You need money to start a business, and even then, many businesses start off with a loss, which these people can't afford, I would imagine.

Perhaps they can find an office job answering phones, but I don't know what the likelihood is that a company would hire a fast-food worker to do that.  I really don't know.

I think the minimum wage can be raised to just below the limit where fast-food companies would need to raise their product prices to stay profitable.  But I'm sure they are very profitable now so the minimum wage can be increased at least a little bit.  Then perhaps less fast-food workers will be on welfare and that portion of taxpayer money can be used somewhere else.


What do you do with those who are only capable of producing $2/hr worth of labor?

Good question.


Arguments in favor of a minimum wage hike stem from a fundamental misunderstanding of economics.  A higher minimum wage will not raise the standard of living for minimum wage employees ... it will result in a combination of layoffs of minimum wage employees and price hikes at the register, thus reducing the spending power of everybody (including minimum wage employees).  Jobs will be lost, buying power will be reduced ... and the solution proposed by proponents will be further minimum wage hikes and welfare spending.  Its a spiral.  And, its not about helping anyone ... its about political pandering.

It is the nature of unskilled, menial labor that it is low paying.  Employees are easily replaceable.  No education or skill required.  I also worked retail and fast food in high school ... because a know-nothing high schooler is the kind of employee that's suited for such a job.  It taught me the real-dollar value of an unskilled day's labor, and demonstrated fairly quickly that I didn't want to do this for the next 50-years.  So, I learned to do something better.

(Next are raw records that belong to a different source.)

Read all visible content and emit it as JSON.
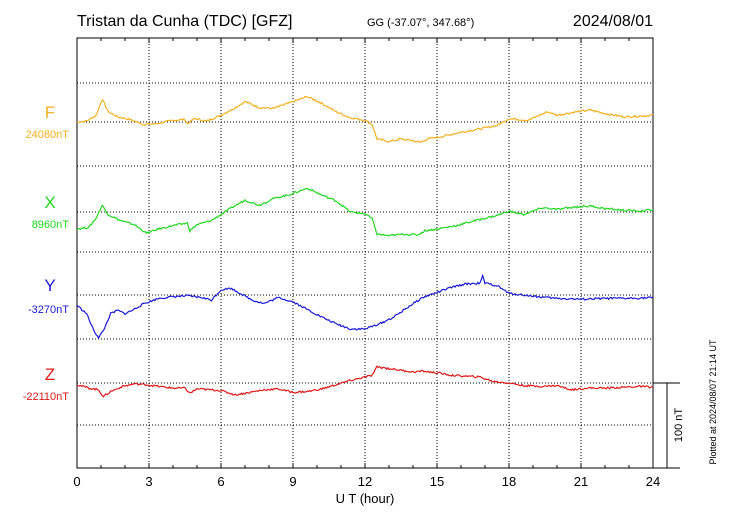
{
  "header": {
    "title": "Tristan da Cunha (TDC)  [GFZ]",
    "coords": "GG (-37.07°, 347.68°)",
    "date": "2024/08/01"
  },
  "footer": {
    "plotted": "Plotted at 2024/08/07 21:14 UT"
  },
  "scale_bar": {
    "label": "100 nT"
  },
  "chart_data": {
    "type": "line",
    "xlabel": "U T (hour)",
    "xlim": [
      0,
      24
    ],
    "xticks": [
      "0",
      "3",
      "6",
      "9",
      "12",
      "15",
      "18",
      "21",
      "24"
    ],
    "grid": true,
    "series": [
      {
        "name": "F",
        "baseline_label": "24080nT",
        "color": "#f0b020",
        "points": [
          [
            0,
            0
          ],
          [
            0.4,
            1
          ],
          [
            0.8,
            8
          ],
          [
            1.05,
            27
          ],
          [
            1.3,
            12
          ],
          [
            1.7,
            6
          ],
          [
            2.2,
            3
          ],
          [
            2.8,
            -3
          ],
          [
            3.3,
            -2
          ],
          [
            4,
            2
          ],
          [
            4.5,
            3
          ],
          [
            4.6,
            -2
          ],
          [
            4.9,
            4
          ],
          [
            5.4,
            1
          ],
          [
            6,
            8
          ],
          [
            6.6,
            17
          ],
          [
            7,
            24
          ],
          [
            7.6,
            17
          ],
          [
            8.2,
            16
          ],
          [
            8.8,
            22
          ],
          [
            9.6,
            30
          ],
          [
            10.2,
            22
          ],
          [
            10.8,
            12
          ],
          [
            11.4,
            5
          ],
          [
            12,
            2
          ],
          [
            12.3,
            -3
          ],
          [
            12.5,
            -20
          ],
          [
            13,
            -23
          ],
          [
            13.5,
            -20
          ],
          [
            14,
            -22
          ],
          [
            14.3,
            -24
          ],
          [
            14.6,
            -20
          ],
          [
            15.2,
            -17
          ],
          [
            16,
            -12
          ],
          [
            16.8,
            -8
          ],
          [
            17.5,
            -4
          ],
          [
            18,
            4
          ],
          [
            18.8,
            2
          ],
          [
            19.6,
            12
          ],
          [
            20,
            8
          ],
          [
            20.8,
            12
          ],
          [
            21.4,
            14
          ],
          [
            22,
            10
          ],
          [
            22.8,
            6
          ],
          [
            23.5,
            7
          ],
          [
            24,
            8
          ]
        ]
      },
      {
        "name": "X",
        "baseline_label": "8960nT",
        "color": "#22d622",
        "points": [
          [
            0,
            -20
          ],
          [
            0.5,
            -18
          ],
          [
            0.8,
            -7
          ],
          [
            1.05,
            8
          ],
          [
            1.3,
            -3
          ],
          [
            1.8,
            -10
          ],
          [
            2.4,
            -15
          ],
          [
            2.9,
            -25
          ],
          [
            3.4,
            -20
          ],
          [
            4,
            -16
          ],
          [
            4.6,
            -13
          ],
          [
            4.7,
            -22
          ],
          [
            5,
            -15
          ],
          [
            5.6,
            -10
          ],
          [
            6,
            -3
          ],
          [
            6.5,
            6
          ],
          [
            7,
            14
          ],
          [
            7.6,
            8
          ],
          [
            8.2,
            16
          ],
          [
            8.8,
            20
          ],
          [
            9.6,
            28
          ],
          [
            10.2,
            20
          ],
          [
            10.8,
            13
          ],
          [
            11.4,
            0
          ],
          [
            12,
            -2
          ],
          [
            12.3,
            -8
          ],
          [
            12.5,
            -26
          ],
          [
            13,
            -28
          ],
          [
            13.6,
            -26
          ],
          [
            14.2,
            -27
          ],
          [
            14.5,
            -22
          ],
          [
            15,
            -20
          ],
          [
            15.8,
            -16
          ],
          [
            16.6,
            -10
          ],
          [
            17.5,
            -4
          ],
          [
            18,
            1
          ],
          [
            18.6,
            -3
          ],
          [
            19.4,
            5
          ],
          [
            20,
            3
          ],
          [
            20.8,
            6
          ],
          [
            21.4,
            7
          ],
          [
            22,
            4
          ],
          [
            22.8,
            2
          ],
          [
            23.5,
            1
          ],
          [
            24,
            3
          ]
        ]
      },
      {
        "name": "Y",
        "baseline_label": "-3270nT",
        "color": "#1a1ad6",
        "points": [
          [
            0,
            -12
          ],
          [
            0.4,
            -22
          ],
          [
            0.7,
            -42
          ],
          [
            0.9,
            -50
          ],
          [
            1.1,
            -42
          ],
          [
            1.4,
            -22
          ],
          [
            1.7,
            -18
          ],
          [
            2,
            -22
          ],
          [
            2.3,
            -18
          ],
          [
            2.8,
            -10
          ],
          [
            3.4,
            -4
          ],
          [
            4,
            -2
          ],
          [
            4.6,
            -1
          ],
          [
            5.2,
            -3
          ],
          [
            5.6,
            -6
          ],
          [
            6,
            6
          ],
          [
            6.4,
            8
          ],
          [
            6.8,
            2
          ],
          [
            7.3,
            -6
          ],
          [
            7.8,
            -10
          ],
          [
            8.4,
            -3
          ],
          [
            9,
            -8
          ],
          [
            9.6,
            -17
          ],
          [
            10.2,
            -26
          ],
          [
            10.8,
            -34
          ],
          [
            11.4,
            -40
          ],
          [
            12,
            -40
          ],
          [
            12.6,
            -34
          ],
          [
            13.2,
            -26
          ],
          [
            13.8,
            -14
          ],
          [
            14.4,
            -3
          ],
          [
            15,
            3
          ],
          [
            15.6,
            9
          ],
          [
            16.2,
            13
          ],
          [
            16.8,
            14
          ],
          [
            16.9,
            22
          ],
          [
            17,
            14
          ],
          [
            17.5,
            11
          ],
          [
            18,
            2
          ],
          [
            18.6,
            0
          ],
          [
            19.2,
            -2
          ],
          [
            20,
            -4
          ],
          [
            21,
            -5
          ],
          [
            22,
            -4
          ],
          [
            23,
            -4
          ],
          [
            24,
            -3
          ]
        ]
      },
      {
        "name": "Z",
        "baseline_label": "-22110nT",
        "color": "#dd1a1a",
        "points": [
          [
            0,
            -2
          ],
          [
            0.5,
            -6
          ],
          [
            0.9,
            -8
          ],
          [
            1.1,
            -16
          ],
          [
            1.4,
            -10
          ],
          [
            1.9,
            -4
          ],
          [
            2.4,
            -1
          ],
          [
            2.9,
            -2
          ],
          [
            3.4,
            -4
          ],
          [
            4,
            -6
          ],
          [
            4.5,
            -6
          ],
          [
            4.7,
            -12
          ],
          [
            5,
            -7
          ],
          [
            5.6,
            -8
          ],
          [
            6,
            -9
          ],
          [
            6.6,
            -14
          ],
          [
            7.2,
            -11
          ],
          [
            7.8,
            -8
          ],
          [
            8.4,
            -7
          ],
          [
            9,
            -11
          ],
          [
            9.6,
            -10
          ],
          [
            10.2,
            -7
          ],
          [
            10.8,
            -2
          ],
          [
            11.4,
            3
          ],
          [
            12,
            7
          ],
          [
            12.3,
            9
          ],
          [
            12.5,
            19
          ],
          [
            13,
            17
          ],
          [
            13.5,
            15
          ],
          [
            14,
            13
          ],
          [
            14.4,
            14
          ],
          [
            15,
            12
          ],
          [
            15.6,
            9
          ],
          [
            16.2,
            8
          ],
          [
            16.8,
            7
          ],
          [
            17.3,
            2
          ],
          [
            18,
            0
          ],
          [
            18.6,
            -3
          ],
          [
            19.4,
            -4
          ],
          [
            20,
            -3
          ],
          [
            20.6,
            -8
          ],
          [
            21.2,
            -6
          ],
          [
            22,
            -6
          ],
          [
            22.8,
            -5
          ],
          [
            23.5,
            -4
          ],
          [
            24,
            -5
          ]
        ]
      }
    ]
  }
}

Burger flipping isn't supposed to be a career move ... and thus ought not pay enough to raise a family and retire in comfort.  Its paid what its worth ... and ought to motivate people to find something better, so as to let the next crop of high school know-nothings learn the lessons that caused the last group to work so hard to leave.

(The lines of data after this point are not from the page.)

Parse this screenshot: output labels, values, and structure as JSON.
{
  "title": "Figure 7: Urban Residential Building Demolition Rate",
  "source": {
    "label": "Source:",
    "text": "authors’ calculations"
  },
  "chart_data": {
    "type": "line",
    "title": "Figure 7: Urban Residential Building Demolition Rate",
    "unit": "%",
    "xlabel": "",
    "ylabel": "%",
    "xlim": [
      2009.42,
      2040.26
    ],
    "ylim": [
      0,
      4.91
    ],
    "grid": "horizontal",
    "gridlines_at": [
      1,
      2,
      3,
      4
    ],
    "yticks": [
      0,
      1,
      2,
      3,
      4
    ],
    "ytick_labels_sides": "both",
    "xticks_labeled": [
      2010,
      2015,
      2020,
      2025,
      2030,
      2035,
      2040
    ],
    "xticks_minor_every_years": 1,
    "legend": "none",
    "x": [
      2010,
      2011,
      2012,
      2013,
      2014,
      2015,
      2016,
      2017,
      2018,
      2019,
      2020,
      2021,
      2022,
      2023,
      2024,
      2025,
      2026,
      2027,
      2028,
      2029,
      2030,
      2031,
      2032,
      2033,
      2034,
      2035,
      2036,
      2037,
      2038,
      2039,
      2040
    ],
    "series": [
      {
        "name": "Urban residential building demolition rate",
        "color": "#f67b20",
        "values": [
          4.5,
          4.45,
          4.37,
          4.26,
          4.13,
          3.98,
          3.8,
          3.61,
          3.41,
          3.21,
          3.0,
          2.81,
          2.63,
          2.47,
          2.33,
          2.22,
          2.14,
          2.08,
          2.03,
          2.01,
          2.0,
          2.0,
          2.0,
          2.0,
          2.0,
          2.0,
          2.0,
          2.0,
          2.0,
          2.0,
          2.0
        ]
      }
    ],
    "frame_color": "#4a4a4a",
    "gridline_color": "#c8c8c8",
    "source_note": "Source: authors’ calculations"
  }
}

I agree with the above posters. Its laughable that these people "demand a livable wage" and go on strike and get all amped up about it...... whats going to happen when half of their workforce gets replaced by IPads??!

The site owner has asked that political discussions be kept off the main forum.  Please move this to an appropriate group, such as The Great Debate.

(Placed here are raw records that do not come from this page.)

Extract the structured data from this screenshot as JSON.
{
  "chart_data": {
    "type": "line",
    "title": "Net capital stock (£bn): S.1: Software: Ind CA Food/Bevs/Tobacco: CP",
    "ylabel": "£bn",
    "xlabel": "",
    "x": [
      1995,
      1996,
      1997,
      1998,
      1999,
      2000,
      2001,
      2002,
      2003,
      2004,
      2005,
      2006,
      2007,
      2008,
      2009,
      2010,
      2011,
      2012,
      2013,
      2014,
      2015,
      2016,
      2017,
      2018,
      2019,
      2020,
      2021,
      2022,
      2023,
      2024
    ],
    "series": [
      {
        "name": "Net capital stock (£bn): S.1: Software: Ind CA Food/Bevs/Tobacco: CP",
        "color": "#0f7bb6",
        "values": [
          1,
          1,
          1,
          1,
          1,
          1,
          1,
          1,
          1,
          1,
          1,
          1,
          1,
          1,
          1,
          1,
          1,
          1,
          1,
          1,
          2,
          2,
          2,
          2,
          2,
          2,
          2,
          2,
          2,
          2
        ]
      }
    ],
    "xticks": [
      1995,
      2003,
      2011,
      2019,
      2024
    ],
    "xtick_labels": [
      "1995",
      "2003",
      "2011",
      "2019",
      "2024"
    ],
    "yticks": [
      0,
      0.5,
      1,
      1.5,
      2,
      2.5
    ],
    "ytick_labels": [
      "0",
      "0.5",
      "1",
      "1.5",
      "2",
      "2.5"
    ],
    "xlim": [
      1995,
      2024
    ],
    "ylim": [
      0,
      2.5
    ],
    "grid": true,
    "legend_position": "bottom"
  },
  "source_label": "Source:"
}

I've said this in another post.

If a business pays their employees $15 and hour then how will they get the money to pay that amount?  They would have to raise the prices of their goods, which means the people that usually purchase the goods will either buy less or stop buying at all.  We can see the effect of supply-side inflation in the price of gas and the number of miles driven.  Gas went up people drove less.  So the end result will be that the employees end up on welfare or finding other jobs to support themselves. 

Another possibility is what we see when unions strike for increased wages.  The cost of goods sold goes up for the company and if the goods are needs not wants they will require more income to afford the goods which raises the price of their company's cost of goods sold leading to inflation.

In that case in North Dakota the oil boom there really helped and walmart seen a huge increase in sales to cover the cost of 15 dollar employees and there margin is huge!!!

But, the increase in wages is not internal to the businesses that pay minimum wage.  THAT is the HUGE difference here.    The economy can support the increase because the economy is producing something that is exportable (gas) but in a 'normal' economy where the driver of the increase in prices is the cost of labor for minimum wage jobs there would have to be a subsequent increase in other laborers'/workers' wage and subsequent increase in the prices of those goods leading back to the point where $15 and hour is the same as $8.25 an hour, this is called inflation.  The alternative is that the minimum wage jobs disappear because no one can afford or wants to purchase the goods.

To see the demand side economic drivers at work look at the cost of housing in those areas that have seen the boom.  Just as in California in Silicon Valley a 1 bedroom shack doesn't sell for less than $100k.